Datastore design recommendations

Discussion in 'Automated Trading' started by Clark Bruno, Jan 24, 2022.

  1. Databento

    Databento Sponsor

    @jackfx I'll answer once to close the loop, but I agree that further questions should be taken to another avenue to keep on topic.

    We are open sourcing the code under a MIT license, and you can copy it, and all of it stays up for free on GitHub even if our company shuts down. The binary format is also extremely simple to maintain and extend even without our developers; at its heart it is just a C header file with 181 lines of code and 2 pages of documentation describing how it works. This is a deliberate design decision to make things fit into a single cache line. And of course we're also one of the most funded data startups right now.

    Typical security practices: We use SSL for your API requests. Account IDs are all anonymized with encryption on the identifying information. We obscure implementation details of our internal infrastructure as part of our security policy, so I cannot disclose other elements. At the end of the day, there's a limited blast radius of proprietary strategy information you can glean from data queries.
     
    #31     Jan 26, 2022
  2. jackfx

    jackfx

    Thanks for info Databento! I just erased my
    questions (on Hackers), and bookmarked Databento on attractive prices plan. Appears like Databento heading to high end analytics (SIMD, Tensor, etc)
     
    #32     Jan 26, 2022
  3. rb7

    rb7

    You never mentioned what are the operations you'll do with your time series.
    Would it be sequential reads on one symbol at a time?
    No relation between symbols?
    If this is the case, then switching to a database (RDBMS) might not be the best solution.

    Also, never mentioned why you want to change your current way of doing it.
     
    #33     Jan 26, 2022
  4. I mentioned some but worth it elaborating:

    * streaming mixed symbols ordered by timestamp into a back test engine over a specified time span and potentially by adjusting the streamed bid/ask prices to manipulate spreads for different fill assumptions

    * windowing of data for data-preprocessing for tensorflow/pytorch dnn training purposes

    * TCA analysis, including top-of-book vs fill prices, average spreads within identical symbols over different time buckets throughout rth, or across symbols (normalized)

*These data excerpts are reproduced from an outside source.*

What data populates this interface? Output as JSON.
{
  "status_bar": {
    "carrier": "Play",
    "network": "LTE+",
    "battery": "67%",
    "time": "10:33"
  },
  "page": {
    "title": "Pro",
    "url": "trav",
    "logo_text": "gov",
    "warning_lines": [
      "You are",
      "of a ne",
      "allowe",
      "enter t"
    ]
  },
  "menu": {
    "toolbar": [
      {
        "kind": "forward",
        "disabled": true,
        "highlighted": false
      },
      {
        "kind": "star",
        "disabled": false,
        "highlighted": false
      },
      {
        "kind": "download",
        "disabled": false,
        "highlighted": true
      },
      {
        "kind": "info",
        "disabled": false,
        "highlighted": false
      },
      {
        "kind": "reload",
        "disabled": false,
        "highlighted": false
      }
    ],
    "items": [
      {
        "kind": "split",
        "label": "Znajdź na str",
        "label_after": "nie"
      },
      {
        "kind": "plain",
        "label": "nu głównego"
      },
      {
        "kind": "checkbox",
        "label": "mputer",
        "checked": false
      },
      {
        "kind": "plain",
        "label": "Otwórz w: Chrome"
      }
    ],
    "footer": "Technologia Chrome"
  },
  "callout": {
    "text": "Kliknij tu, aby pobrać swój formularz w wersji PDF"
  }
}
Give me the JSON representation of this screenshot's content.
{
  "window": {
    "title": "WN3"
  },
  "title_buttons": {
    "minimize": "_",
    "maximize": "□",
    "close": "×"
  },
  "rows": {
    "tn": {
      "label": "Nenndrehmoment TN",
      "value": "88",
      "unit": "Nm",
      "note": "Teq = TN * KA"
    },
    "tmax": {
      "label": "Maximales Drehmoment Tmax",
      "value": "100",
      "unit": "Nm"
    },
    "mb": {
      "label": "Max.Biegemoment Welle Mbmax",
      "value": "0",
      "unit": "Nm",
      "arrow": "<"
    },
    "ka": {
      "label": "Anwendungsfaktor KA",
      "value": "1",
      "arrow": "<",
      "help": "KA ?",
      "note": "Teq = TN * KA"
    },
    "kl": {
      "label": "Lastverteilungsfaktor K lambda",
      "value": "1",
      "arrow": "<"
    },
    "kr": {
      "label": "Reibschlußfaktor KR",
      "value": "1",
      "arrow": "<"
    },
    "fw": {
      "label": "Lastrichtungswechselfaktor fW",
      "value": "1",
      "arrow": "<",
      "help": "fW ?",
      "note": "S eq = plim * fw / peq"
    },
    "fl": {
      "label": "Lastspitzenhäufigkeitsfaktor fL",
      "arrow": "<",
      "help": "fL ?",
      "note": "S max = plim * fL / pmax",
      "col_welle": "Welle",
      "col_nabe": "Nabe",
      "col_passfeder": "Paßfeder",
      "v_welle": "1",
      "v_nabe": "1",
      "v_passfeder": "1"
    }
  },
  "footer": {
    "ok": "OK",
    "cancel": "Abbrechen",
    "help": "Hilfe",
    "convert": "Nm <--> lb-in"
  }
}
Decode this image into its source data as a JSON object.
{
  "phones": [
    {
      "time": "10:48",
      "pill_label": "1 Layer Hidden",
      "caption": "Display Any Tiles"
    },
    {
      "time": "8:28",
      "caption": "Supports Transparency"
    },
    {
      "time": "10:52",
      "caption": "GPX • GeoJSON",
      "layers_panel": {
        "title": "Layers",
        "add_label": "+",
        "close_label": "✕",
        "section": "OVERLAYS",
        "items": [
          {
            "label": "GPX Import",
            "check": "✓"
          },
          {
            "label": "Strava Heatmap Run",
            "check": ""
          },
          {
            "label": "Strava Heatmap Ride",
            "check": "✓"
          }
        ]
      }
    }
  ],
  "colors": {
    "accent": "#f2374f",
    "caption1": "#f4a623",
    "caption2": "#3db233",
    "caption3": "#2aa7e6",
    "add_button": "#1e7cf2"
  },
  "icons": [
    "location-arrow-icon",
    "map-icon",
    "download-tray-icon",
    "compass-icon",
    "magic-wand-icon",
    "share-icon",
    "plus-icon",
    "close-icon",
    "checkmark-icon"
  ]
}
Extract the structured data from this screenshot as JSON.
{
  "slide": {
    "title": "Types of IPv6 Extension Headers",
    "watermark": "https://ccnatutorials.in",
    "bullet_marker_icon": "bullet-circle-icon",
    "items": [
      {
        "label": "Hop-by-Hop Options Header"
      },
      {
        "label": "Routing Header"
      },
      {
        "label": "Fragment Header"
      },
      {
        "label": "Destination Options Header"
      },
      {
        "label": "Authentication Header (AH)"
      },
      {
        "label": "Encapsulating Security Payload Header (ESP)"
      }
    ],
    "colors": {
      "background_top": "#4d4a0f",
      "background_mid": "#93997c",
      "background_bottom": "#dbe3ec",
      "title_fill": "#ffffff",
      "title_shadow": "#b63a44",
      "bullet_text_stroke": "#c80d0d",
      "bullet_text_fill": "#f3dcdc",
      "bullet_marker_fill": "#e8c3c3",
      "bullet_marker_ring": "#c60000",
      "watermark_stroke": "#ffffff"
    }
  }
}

    * quick ad-hoc queries that cannot be prepared because the questions that need answering are different each time

    * quickly loading specific subsets of symbols and timespans into python pandas dataframes, C# array structures, R data frames for custom statistical analysis

    Hope this helps to better understand my use case. I guess you get the idea, I need a data source that can be queried in a highly performant manner, from multiple platforms. If I dealt with binary flat files (which I have for years) or text files then I would either have to write a lot of code in multiple languages to get even a basic set of api functions or queries going. Text files are just way too slow to parse for some of my use cases. Clickhouse is a highly performant columnar database, specialized in time series, and the query from whatever platform is 100% identical. The APIs already exist and are tested by a large open-source community. What's not to like?

    Again, my question was never whether CH is the right choice for my use case (it is) but how users that specifically work with financial trading and risk management algorithms and who specifically use time series database structure their data regarding symbols, exchanges, ...

    Note: CH is NOT an RDBMS, it is a columnar database


     
    #34     Jan 26, 2022
    d08, Databento, shuraver and 2 others like this.
  5. Databento

    Databento Sponsor

    There's one more point worth mentioning.

    Most naive binary flat file implementations are record-oriented, which makes it harder for a generic compression algorithm to squeeze out a high compression ratio. It take significantly more work to write a binary flat file design that employs column-oriented layout.

    Clickhouse is fairly efficient at compression. In our own internal testing, a 7 GB CSV ends up being 6.7 GB in MySQL and 670 MB in Clickhouse.

    The reduced storage requirements from the additional compression could be enough to pay for the marginal cost to switching to an all-NVMe setup on the same hardware, hosting and power budget.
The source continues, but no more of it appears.